Tag Archives: pantsers

Pantsers vs Plotters

We often hear that writers fall into one of two camps: pantsers or plotters.  In truth, most of us straddle those two camps with a toe and maybe an arm in one and most of our body in the other.  I am one of those ridiculously methodical people who have a spreadsheet or a list for everything.  My writing desk needs to be spotless and organised.  I have multiple spreadsheets tracking everything from submissions to budgets to daily word counts.  Wouldn’t you expect me to be a plotter?

Actually, I’m a pantser – I write by the seat of my pants, without an outline, figuring it out as I go.  I usually start with a particular setting I want to explore and as I get to know the characters who inhabit that setting, the story unfolds.  But I’d love to be a plotter.  The methodical part of my brain adores the idea of a neatly-constructed outline, a manuscript mapped out scene by scene, writing with a definite end in mind.

I’ve tried to be a plotter.  I really have.  Before I started writing my previous manuscript, I wrote a detailed outline.  I knew exactly where the manuscript was heading and what would happen in every chapter.  I lasted two scenes and then deviated irretrievably from the outline.  Perhaps I could have forced the story to follow the path I had originally chosen, but the way it went instead felt more natural and the outline was abandoned.

Yet I still longed to be a plotter.  So this time I’m trying something different.  I have a very brief outline written on index cards – lovely big, pink ones.  I adore index cards and the methodical part of my brain is thrilled at having a stash of those pink cards spread out around me as I write.  It makes me feel like a “proper” writer.
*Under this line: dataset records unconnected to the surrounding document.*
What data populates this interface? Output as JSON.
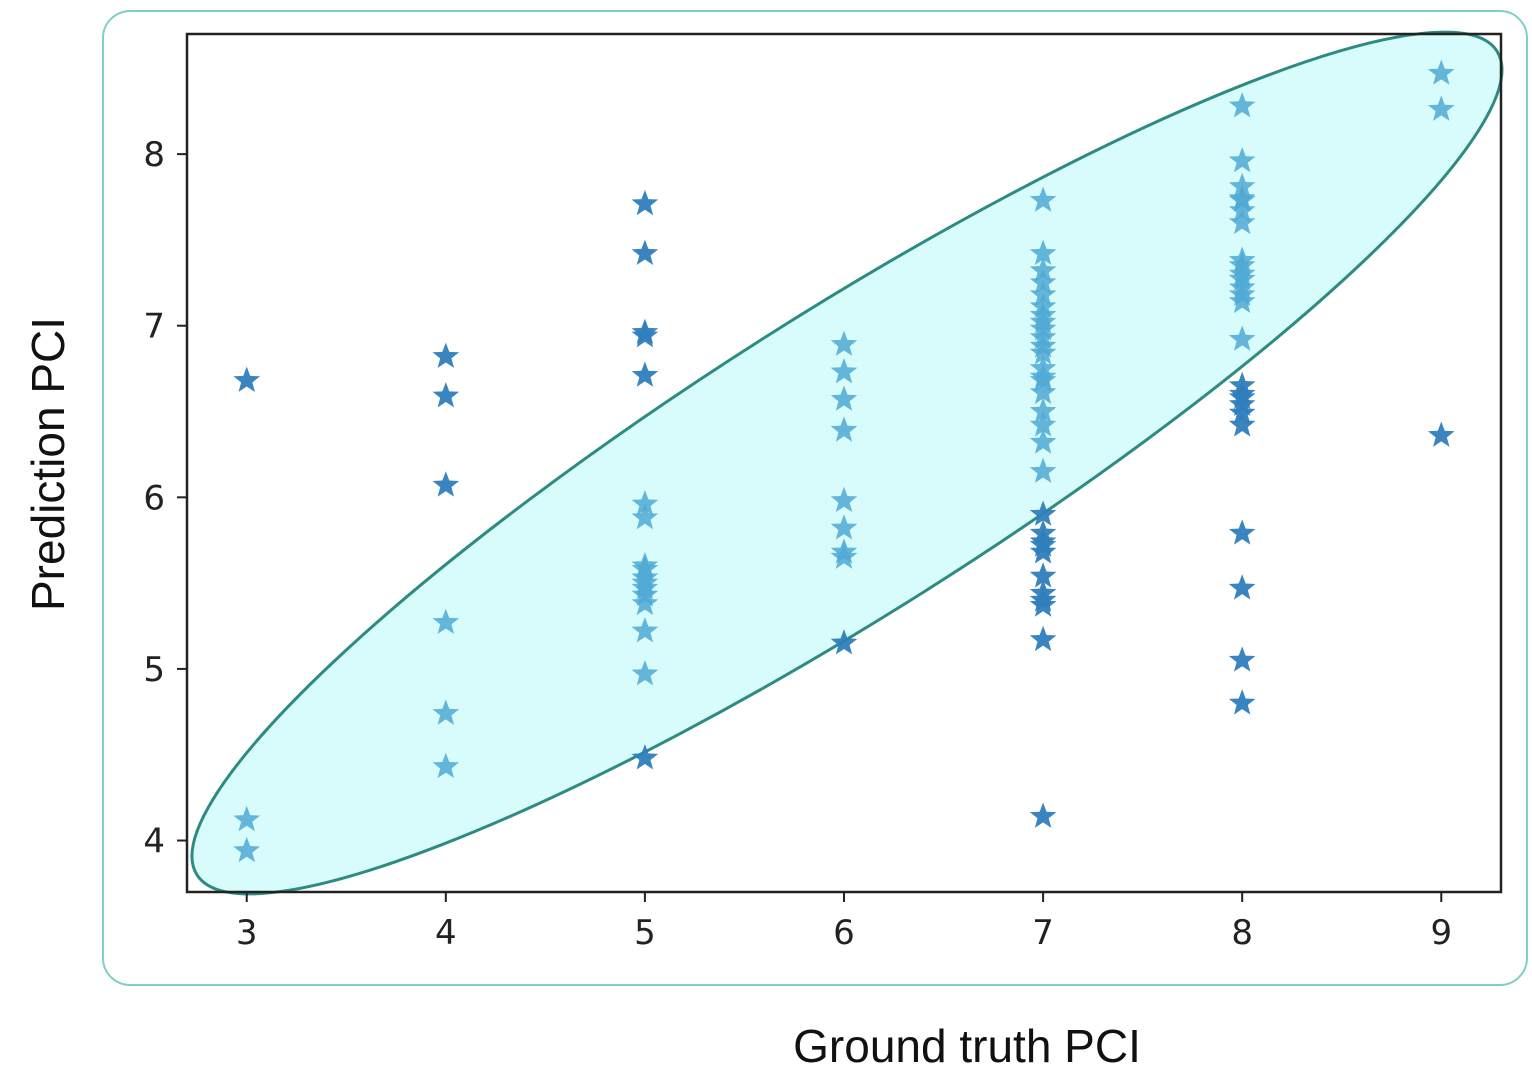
{
  "chart_data": {
    "type": "scatter",
    "title": "",
    "xlabel": "Ground truth PCI",
    "ylabel": "Prediction PCI",
    "xlim": [
      2.7,
      9.3
    ],
    "ylim": [
      3.7,
      8.7
    ],
    "xticks": [
      3,
      4,
      5,
      6,
      7,
      8,
      9
    ],
    "yticks": [
      4,
      5,
      6,
      7,
      8
    ],
    "grid": false,
    "marker": "star",
    "colors": {
      "outside": "#2f7ebc",
      "inside": "#4fa9d3",
      "ellipse_fill": "#d8fbfb",
      "ellipse_stroke": "#2e8b80",
      "frame": "#7fcfc6"
    },
    "highlight_ellipse": {
      "center": [
        5.98,
        6.18
      ],
      "description_in_data_units_endpoints": [
        [
          2.75,
          3.8
        ],
        [
          9.28,
          8.6
        ]
      ]
    },
    "series": [
      {
        "x": [
          3,
          3,
          3,
          4,
          4,
          4,
          4,
          4,
          4,
          5,
          5,
          5,
          5,
          5,
          5,
          5,
          5,
          5,
          5,
          5,
          5,
          5,
          5,
          5,
          5,
          5,
          6,
          6,
          6,
          6,
          6,
          6,
          6,
          6,
          6,
          7,
          7,
          7,
          7,
          7,
          7,
          7,
          7,
          7,
          7,
          7,
          7,
          7,
          7,
          7,
          7,
          7,
          7,
          7,
          7,
          7,
          7,
          7,
          7,
          7,
          7,
          7,
          7,
          7,
          7,
          7,
          8,
          8,
          8,
          8,
          8,
          8,
          8,
          8,
          8,
          8,
          8,
          8,
          8,
          8,
          8,
          8,
          8,
          8,
          8,
          8,
          8,
          8,
          8,
          8,
          8,
          9,
          9,
          9
        ],
        "y": [
          6.68,
          4.12,
          3.94,
          6.82,
          6.59,
          6.07,
          5.27,
          4.74,
          4.43,
          7.71,
          7.42,
          6.96,
          6.94,
          6.71,
          5.96,
          5.88,
          5.6,
          5.53,
          5.47,
          5.43,
          5.38,
          5.22,
          4.97,
          4.48,
          5.5,
          5.58,
          6.89,
          6.73,
          6.57,
          6.39,
          5.98,
          5.82,
          5.68,
          5.65,
          5.15,
          7.73,
          7.42,
          7.32,
          7.25,
          7.18,
          7.11,
          7.02,
          6.98,
          6.93,
          6.84,
          6.75,
          6.68,
          6.61,
          6.5,
          6.42,
          6.32,
          6.15,
          5.9,
          5.79,
          5.72,
          5.68,
          5.54,
          5.44,
          5.4,
          5.37,
          5.17,
          4.14,
          7.06,
          6.88,
          6.7,
          5.74,
          8.28,
          7.96,
          7.81,
          7.73,
          7.67,
          7.6,
          7.38,
          7.3,
          7.22,
          7.14,
          6.92,
          6.65,
          6.58,
          6.54,
          6.49,
          6.42,
          5.79,
          5.47,
          5.05,
          4.8,
          7.35,
          7.27,
          7.18,
          7.74,
          6.6,
          8.47,
          8.26,
          6.36
        ]
      }
    ]
  }
}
The index card method is working well.  Because I can change the order of the cards, I’m finding it easier to insert additional scenes or move them to a more appropriate place as the story changes.  The story is coming out more easily because I do have some sort of plan in mind, however brief.  As I get to know my characters and understand what drives them, the story I had intended naturally changes.  With my new index card system, I can shuffle around a few cards, add others in, remove the ones I no longer need, and hey presto, I still have an outline of sorts and the yet the story can follow its own course.

I’m not saying I’m a reformed pantser, not by a long shot.  By I have discovered that pantsers and plotters are perhaps not as mutually exclusive as I once thought.

How about you?  Are you a pantser or a plotter?  And which would you prefer to be?